Fused DNN: A deep neural network fusion approach to fast and robust pedestrian detection
This work addresses the problem of fast and robust pedestrian detection for applications like autonomous driving, but it is incremental as it builds on existing deep learning methods with a novel fusion approach.
The authors tackled pedestrian detection by proposing a deep neural network fusion architecture that processes multiple networks in parallel for speed and robustness, achieving state-of-the-art performance on the Caltech Pedestrian dataset with significant boosts on several protocols and faster processing than other methods.
We propose a deep neural network fusion architecture for fast and robust pedestrian detection. The proposed network fusion architecture allows for parallel processing of multiple networks for speed. A single shot deep convolutional network is trained as a object detector to generate all possible pedestrian candidates of different sizes and occlusions.

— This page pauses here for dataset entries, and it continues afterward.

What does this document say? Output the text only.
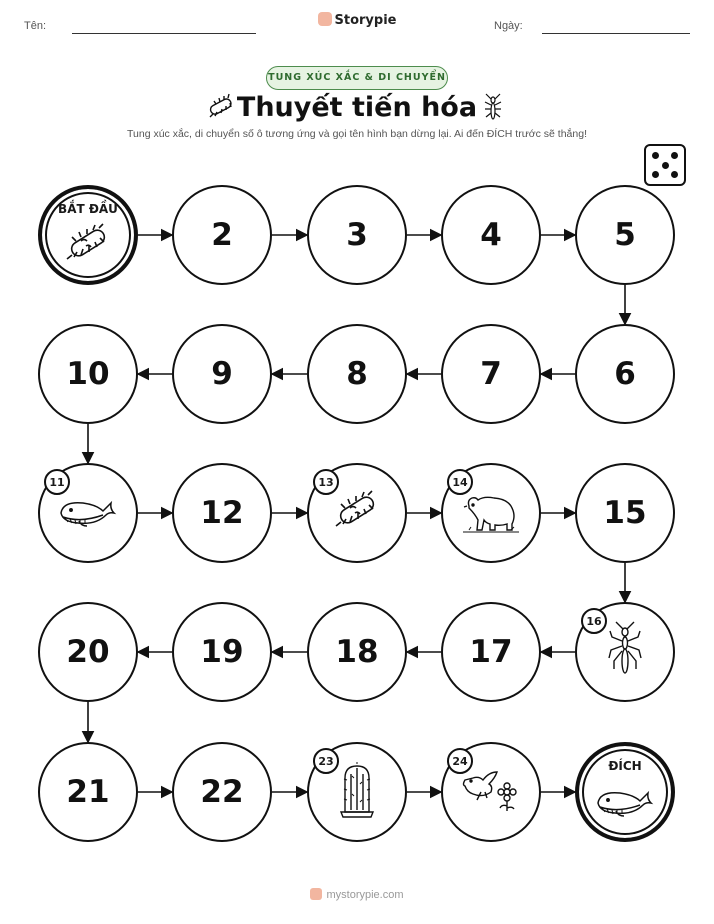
Tên:	Storypie	Ngày:
TUNG XÚC XẮC & DI CHUYỂN
Thuyết tiến hóa
Tung xúc xắc, di chuyển số ô tương ứng và gọi tên hình bạn dừng lại. Ai đến ĐÍCH trước sẽ thắng!
BẮT ĐẦU
2	3	4	5
6
7
8
9
10
11
12
13	14
15
16
17
18
19
20
21	22
23	24	ĐÍCH
mystorypie.com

This network outputs a large variety of pedestrian candidates to cover the majority of ground-truth pedestrians while also introducing a large number of false positives. Next, multiple deep neural networks are used in parallel for further refinement of these pedestrian candidates. We introduce a soft-rejection based network fusion method to fuse the soft metrics from all networks together to generate the final confidence scores. Our method performs better than existing state-of-the-arts, especially when detecting small-size and occluded pedestrians. Furthermore, we propose a method for integrating pixel-wise semantic segmentation network into the network fusion architecture as a reinforcement to the pedestrian detector. The approach outperforms state-of-the-art methods on most protocols on Caltech Pedestrian dataset, with significant boosts on several protocols. It is also faster than all other methods.